Mike Mueller (1), Katja Eulitz (1), Clint McCullough (2) Mark Lund (2)

Understanding Coal Pit Lake Resources within the Collie Basin Project

Funding: Department of Water (Western Australia) and Australian Government’s “Water for the Future” initiative

How does pit lake water quality and depth change under different management scenarios?

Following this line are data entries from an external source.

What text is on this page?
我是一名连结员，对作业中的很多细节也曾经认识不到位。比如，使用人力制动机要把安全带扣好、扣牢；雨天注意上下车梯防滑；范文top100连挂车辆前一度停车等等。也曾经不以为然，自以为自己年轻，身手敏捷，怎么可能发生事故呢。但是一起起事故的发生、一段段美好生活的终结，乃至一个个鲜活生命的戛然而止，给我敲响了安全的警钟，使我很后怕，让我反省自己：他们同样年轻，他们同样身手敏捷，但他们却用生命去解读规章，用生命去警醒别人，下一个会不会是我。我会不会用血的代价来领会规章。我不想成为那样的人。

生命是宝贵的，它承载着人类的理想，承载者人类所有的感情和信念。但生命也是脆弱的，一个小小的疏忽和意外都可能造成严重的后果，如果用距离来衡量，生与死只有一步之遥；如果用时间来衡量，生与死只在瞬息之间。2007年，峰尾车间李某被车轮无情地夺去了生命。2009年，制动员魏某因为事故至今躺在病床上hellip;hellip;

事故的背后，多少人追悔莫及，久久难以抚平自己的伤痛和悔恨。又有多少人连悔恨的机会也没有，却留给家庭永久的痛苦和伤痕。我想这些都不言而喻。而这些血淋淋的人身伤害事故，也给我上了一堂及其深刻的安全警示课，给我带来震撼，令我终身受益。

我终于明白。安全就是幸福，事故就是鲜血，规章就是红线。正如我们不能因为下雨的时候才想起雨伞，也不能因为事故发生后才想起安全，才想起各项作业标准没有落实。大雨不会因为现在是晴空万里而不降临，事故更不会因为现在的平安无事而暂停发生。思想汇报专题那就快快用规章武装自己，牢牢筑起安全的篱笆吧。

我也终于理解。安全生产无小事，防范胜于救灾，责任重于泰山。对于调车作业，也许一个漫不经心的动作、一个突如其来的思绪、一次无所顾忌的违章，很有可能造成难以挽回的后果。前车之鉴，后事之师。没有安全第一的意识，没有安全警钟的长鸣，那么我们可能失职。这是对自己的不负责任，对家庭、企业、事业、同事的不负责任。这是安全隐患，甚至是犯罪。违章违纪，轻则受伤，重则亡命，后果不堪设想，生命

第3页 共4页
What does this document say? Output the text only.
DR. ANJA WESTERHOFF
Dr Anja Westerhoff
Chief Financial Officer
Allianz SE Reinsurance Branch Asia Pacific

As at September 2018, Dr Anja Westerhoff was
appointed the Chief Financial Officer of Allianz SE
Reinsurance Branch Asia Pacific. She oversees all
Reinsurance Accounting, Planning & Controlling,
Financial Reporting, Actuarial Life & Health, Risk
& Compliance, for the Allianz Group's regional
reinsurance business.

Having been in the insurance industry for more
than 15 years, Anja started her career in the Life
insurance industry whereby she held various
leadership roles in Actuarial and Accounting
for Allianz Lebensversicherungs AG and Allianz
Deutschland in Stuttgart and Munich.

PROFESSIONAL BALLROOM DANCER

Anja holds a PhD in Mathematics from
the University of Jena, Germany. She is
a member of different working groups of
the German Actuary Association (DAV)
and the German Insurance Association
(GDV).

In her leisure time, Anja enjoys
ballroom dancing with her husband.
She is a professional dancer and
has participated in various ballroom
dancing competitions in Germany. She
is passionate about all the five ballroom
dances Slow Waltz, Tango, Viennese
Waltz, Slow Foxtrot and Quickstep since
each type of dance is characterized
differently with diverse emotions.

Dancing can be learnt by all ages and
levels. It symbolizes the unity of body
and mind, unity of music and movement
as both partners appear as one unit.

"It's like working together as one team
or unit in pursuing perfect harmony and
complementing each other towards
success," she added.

Stage 1. Selection of appropriate model

This model will maximise the use of the currently available data for model creation and validation. The current preference is not to focus on a single pit lake and model in detail but develop a simpler model that can be easily applied to cohorts of Collie pit lakes identified by the inventory collection and conceptual modelling. This general model would be less detailed but more suited to the low input knowledge environment of the Collie groundwater region and would support important pit lake and groundwater management decisions.

Stage 2: Model parameterisation and testing.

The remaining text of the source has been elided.